• Chris Wright's avatar
    [PATCH] wan sdla: fix probable security hole · 98cd917c
    Chris Wright authored
    > [BUG] minor
    > /home/kash/linux/linux-2.6.5/drivers/net/wan/sdla.c:1206:sdla_xfer:
    > ERROR:TAINT: 1201:1206:Passing unbounded user value "(mem).len" as arg 0
    > to function "kmalloc", which uses it unsafely in model
    > [SOURCE_MODEL=(lib,copy_from_user,user,taintscalar)]
    > [SINK_MODEL=(lib,kmalloc,user,trustingsink)]  [MINOR]  [PATH=] [Also
    > used at, line 1219 in argument 0 to function "kmalloc"]
    > static int sdla_xfer(struct net_device *dev, struct sdla_mem *info, int
    > read)
    > {
    > 	struct sdla_mem mem;
    > 	char	*temp;
    >
    > Start --->
    > 	if(copy_from_user(&mem, info, sizeof(mem)))
    > 		return -EFAULT;
    >
    > 	if (read)
    > 	{
    > Error --->
    > 		temp = kmalloc(mem.len, GFP_KERNEL);
    > 		if (!temp)
    > 			return(-ENOMEM);
    > 		sdla_read(dev, mem.addr, temp, mem.len);
    
    Hrm, I believe you could use this to read 128k of kernel memory.

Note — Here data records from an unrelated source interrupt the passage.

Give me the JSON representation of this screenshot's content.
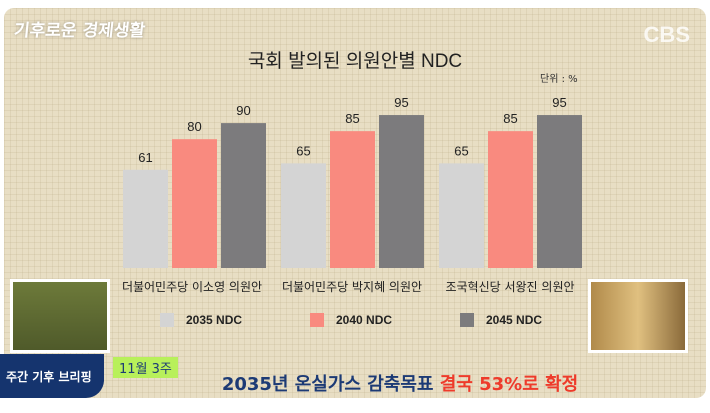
{
  "branding": {
    "show_logo": "기후로운 경제생활",
    "channel": "CBS"
  },
  "chart_data": {
    "type": "bar",
    "title": "국회 발의된 의원안별 NDC",
    "unit": "단위 : %",
    "categories": [
      "더불어민주당 이소영 의원안",
      "더불어민주당 박지혜 의원안",
      "조국혁신당 서왕진 의원안"
    ],
    "series": [
      {
        "name": "2035 NDC",
        "values": [
          61,
          65,
          65
        ],
        "color": "#d4d4d4"
      },
      {
        "name": "2040 NDC",
        "values": [
          80,
          85,
          85
        ],
        "color": "#f98a7f"
      },
      {
        "name": "2045 NDC",
        "values": [
          90,
          95,
          95
        ],
        "color": "#7c7b7d"
      }
    ],
    "ylim": [
      0,
      100
    ],
    "grid": false,
    "legend": "bottom"
  },
  "ticker": {
    "segment": "주간 기후 브리핑",
    "week": "11월 3주",
    "headline_main": "2035년 온실가스 감축목표 ",
    "headline_accent": "결국 53%로 확정"
  }
}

    sdla_read() takes len as a short, whereas mem.len is an int.  So,
    if mem.len == 0x20000, the allocation could still succeed.  When cast
    to short, len will be 0x0, causing the read loop to copy nothing into
    the buffer.  At least it's protected by a capable() check.  I don't
    know what proper upper bound is for this hardware, or how much it's
    used/cared about.  Simple memset() is trivial fix.